Press Office

September

New research equipment will track cancer spread

photograph

New technology which will provide an insight into how cancers spread around the body and how effectively treatments are working has been unveiled by Newcastle University.

The ImageStream Imaging Flow Cytometer called an ImagestreamX (ISx), allows scientists to see cancer cells that may be circulating in a patient’s blood and is able to analyse up to 4,000 individual cells a second, and has been funded by the Sir Bobby Robson Foundation. 

The ISx is housed in Newcastle University’s Northern Institute for Cancer Research in the Paul O’Gorman Building, which, coincidentally, was officially opened by Sir Bobby Robson on 21 February 2005.

The ISx works like a microscope taking high quality fluorescent images after cancerous cells in a blood sample are tagged with a fluorescent marker.  Researchers can then identify cancerous cells that may have become separated from a tumour so they can study whether they are responsible for the spread of cancer around the body.

It will primarily help with the drug trials being undertaken in the Sir Bobby Robson Cancer Trials Research Centre at the Northern Centre for Cancer Care, Freeman Hospital in Newcastle.

Officially announcing the purchase of the ISx is a proud day for Lady Elsie and supporters of the Sir Bobby Robson Foundation.

Lady Elsie says: “The science involved with new cancer research is incredible really.  We’re moving forward all the time and that’s as it should be.

“It’s a great privilege and a great responsibly being involved with the Sir Bobby Robson Foundation.  So many people continue to help raise money to support our work and on days like this it’s good to be able to show them how their support is making a difference.

“This new equipment will help patients in the Sir Bobby Centre and I understand the Leukaemia Research Group will also find it very helpful.  It’s something the medical trustees of the Foundation strongly recommended we buy and it’s wonderful to see it up and running.”

This is the first ISx in the UK that has been purchased specifically to detect and characterise tumour cells as they travel around the body in the blood stream.  Known as Circulating Tumour Cells (CTCs), they are incredibly rare and a typical blood sample contains approximately 60 million white blood cells, 50 billion red blood cells and as few as five CTCs.

There is growing evidence that the presence of five CTCs is associated with a worse prognosis for the patient so their detection is important.

The information the machine provides will be vital to scientists who are studying whether changes in the number CTCs are a predictor of how well a patient may respond to treatment.  If so, they will be able to identify which patients will benefit from particular treatments.

Dr David Jamieson is a Research Associate at the Northern Institute for Cancer Research and will be using the ISx.

Dr Jamieson says: “We’re all so pleased to have this new Imaging Flow Cytometer.  It will make an enormous difference to our work and we’re very grateful to the Foundation’s supporters for making it happen.

“Many of the drug trials at the Sir Bobby Robson Centre are being used in patients for the first time and new drugs are designed to work in a specific way in tumour cells.  We want to use CTCs, rather than white blood cells or normal skin cells, to work out whether the drugs are working as predicted.

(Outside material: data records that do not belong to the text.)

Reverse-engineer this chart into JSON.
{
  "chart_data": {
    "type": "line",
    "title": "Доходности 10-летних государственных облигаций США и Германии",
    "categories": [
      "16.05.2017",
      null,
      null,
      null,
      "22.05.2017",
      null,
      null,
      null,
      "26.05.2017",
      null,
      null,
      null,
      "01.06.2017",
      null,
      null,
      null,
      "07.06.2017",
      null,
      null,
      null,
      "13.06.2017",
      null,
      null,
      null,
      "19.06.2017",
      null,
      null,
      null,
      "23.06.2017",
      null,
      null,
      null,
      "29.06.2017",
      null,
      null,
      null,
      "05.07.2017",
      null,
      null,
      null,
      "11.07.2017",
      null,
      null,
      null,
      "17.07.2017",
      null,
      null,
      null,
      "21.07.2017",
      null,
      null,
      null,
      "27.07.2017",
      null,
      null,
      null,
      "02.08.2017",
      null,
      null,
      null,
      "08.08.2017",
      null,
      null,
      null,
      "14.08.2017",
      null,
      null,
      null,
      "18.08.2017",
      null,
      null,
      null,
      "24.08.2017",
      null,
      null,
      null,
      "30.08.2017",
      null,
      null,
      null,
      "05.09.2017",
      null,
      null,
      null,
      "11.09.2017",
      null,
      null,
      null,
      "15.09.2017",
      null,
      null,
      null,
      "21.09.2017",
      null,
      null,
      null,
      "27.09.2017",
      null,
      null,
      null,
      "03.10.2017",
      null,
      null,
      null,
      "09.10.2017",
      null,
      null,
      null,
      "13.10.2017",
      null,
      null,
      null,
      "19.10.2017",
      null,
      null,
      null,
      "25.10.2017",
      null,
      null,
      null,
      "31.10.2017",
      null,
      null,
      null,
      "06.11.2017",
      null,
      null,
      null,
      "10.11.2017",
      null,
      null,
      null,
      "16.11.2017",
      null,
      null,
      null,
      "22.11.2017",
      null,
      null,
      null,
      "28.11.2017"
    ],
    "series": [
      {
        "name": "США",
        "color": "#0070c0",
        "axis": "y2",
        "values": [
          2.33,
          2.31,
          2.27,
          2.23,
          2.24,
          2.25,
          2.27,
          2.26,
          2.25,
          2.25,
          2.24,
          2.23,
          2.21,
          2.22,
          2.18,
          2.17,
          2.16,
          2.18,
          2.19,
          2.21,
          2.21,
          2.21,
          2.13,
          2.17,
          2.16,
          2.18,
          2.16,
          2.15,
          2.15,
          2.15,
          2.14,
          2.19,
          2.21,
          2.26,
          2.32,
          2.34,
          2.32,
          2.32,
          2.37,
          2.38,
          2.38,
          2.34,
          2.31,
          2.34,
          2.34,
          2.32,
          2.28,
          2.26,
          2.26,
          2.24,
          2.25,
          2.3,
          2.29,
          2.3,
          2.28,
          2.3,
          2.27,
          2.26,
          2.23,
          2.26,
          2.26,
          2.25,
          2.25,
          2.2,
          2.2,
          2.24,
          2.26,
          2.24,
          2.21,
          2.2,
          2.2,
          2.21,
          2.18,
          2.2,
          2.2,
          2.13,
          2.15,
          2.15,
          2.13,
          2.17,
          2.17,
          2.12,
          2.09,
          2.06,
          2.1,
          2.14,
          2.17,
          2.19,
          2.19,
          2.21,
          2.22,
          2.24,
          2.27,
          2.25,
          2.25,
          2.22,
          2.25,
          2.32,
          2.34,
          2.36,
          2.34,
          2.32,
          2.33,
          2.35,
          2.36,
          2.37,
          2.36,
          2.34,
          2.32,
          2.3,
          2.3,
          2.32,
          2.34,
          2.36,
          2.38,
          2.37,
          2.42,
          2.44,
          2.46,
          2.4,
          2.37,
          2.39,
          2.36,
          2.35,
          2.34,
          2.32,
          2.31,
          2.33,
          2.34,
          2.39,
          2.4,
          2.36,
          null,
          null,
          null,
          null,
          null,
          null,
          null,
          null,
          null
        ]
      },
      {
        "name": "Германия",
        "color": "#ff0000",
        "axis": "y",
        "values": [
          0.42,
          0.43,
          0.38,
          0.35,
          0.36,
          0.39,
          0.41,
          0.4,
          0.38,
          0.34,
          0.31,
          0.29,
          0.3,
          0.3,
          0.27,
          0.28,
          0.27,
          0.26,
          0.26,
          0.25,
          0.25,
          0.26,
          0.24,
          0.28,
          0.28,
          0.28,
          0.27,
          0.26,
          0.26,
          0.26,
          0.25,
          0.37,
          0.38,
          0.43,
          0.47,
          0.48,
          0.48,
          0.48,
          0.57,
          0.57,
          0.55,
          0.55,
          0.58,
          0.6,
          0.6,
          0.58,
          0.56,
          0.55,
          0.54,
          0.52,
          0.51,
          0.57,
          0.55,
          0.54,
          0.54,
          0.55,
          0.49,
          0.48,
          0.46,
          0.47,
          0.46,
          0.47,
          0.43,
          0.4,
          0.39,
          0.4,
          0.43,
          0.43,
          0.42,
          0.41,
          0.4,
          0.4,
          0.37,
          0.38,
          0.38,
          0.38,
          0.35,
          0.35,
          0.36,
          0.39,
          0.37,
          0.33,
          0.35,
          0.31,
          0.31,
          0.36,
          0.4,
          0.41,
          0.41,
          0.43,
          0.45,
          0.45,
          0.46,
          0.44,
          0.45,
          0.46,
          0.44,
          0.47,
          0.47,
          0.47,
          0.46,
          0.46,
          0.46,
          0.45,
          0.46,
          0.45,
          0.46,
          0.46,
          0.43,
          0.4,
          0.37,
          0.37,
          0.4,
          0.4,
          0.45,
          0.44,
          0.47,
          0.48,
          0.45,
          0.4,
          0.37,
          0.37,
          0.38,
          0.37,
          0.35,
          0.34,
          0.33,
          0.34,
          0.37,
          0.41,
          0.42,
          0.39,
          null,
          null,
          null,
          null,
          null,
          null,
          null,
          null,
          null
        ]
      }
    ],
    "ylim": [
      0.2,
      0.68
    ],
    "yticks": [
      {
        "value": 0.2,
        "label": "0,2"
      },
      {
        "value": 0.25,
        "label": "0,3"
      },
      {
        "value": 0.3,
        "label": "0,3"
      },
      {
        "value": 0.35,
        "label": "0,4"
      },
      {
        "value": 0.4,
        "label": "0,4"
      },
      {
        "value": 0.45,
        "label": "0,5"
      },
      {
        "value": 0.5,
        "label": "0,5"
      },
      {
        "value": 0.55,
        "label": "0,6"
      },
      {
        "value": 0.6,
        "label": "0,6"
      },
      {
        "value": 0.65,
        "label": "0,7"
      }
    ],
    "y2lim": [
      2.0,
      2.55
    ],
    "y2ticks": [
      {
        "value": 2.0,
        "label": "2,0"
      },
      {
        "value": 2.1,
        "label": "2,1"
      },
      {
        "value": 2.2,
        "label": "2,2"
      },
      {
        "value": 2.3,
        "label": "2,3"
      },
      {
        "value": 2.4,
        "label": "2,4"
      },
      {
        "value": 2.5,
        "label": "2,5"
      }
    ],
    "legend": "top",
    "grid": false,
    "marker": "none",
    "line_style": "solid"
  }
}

“The ISx has many other important uses too.  As well as the detection of CTCs, it will be very useful to leukaemia researchers as well as in many areas of laboratory preclinical research.

“It can collect pictures of tens of thousands of cells with up to 10 different proteins stained with fluorescent antibodies.  Crucially, this means very small changes in cells can be observed.

“For example, a drug may be expected to result in the movement of a protein from the cytoplasm to the nucleus and the images from the ISx will allow us to see these changes.”

The Sir Bobby Robson Foundation provided £438,000 to buy the ISx and its purchase has only been possible thanks to tremendous ongoing support for the charity from thousands of individual fundraisers and help from the Newcastle Building Society, which has made a record contribution of £0.5million to the charity in the last year.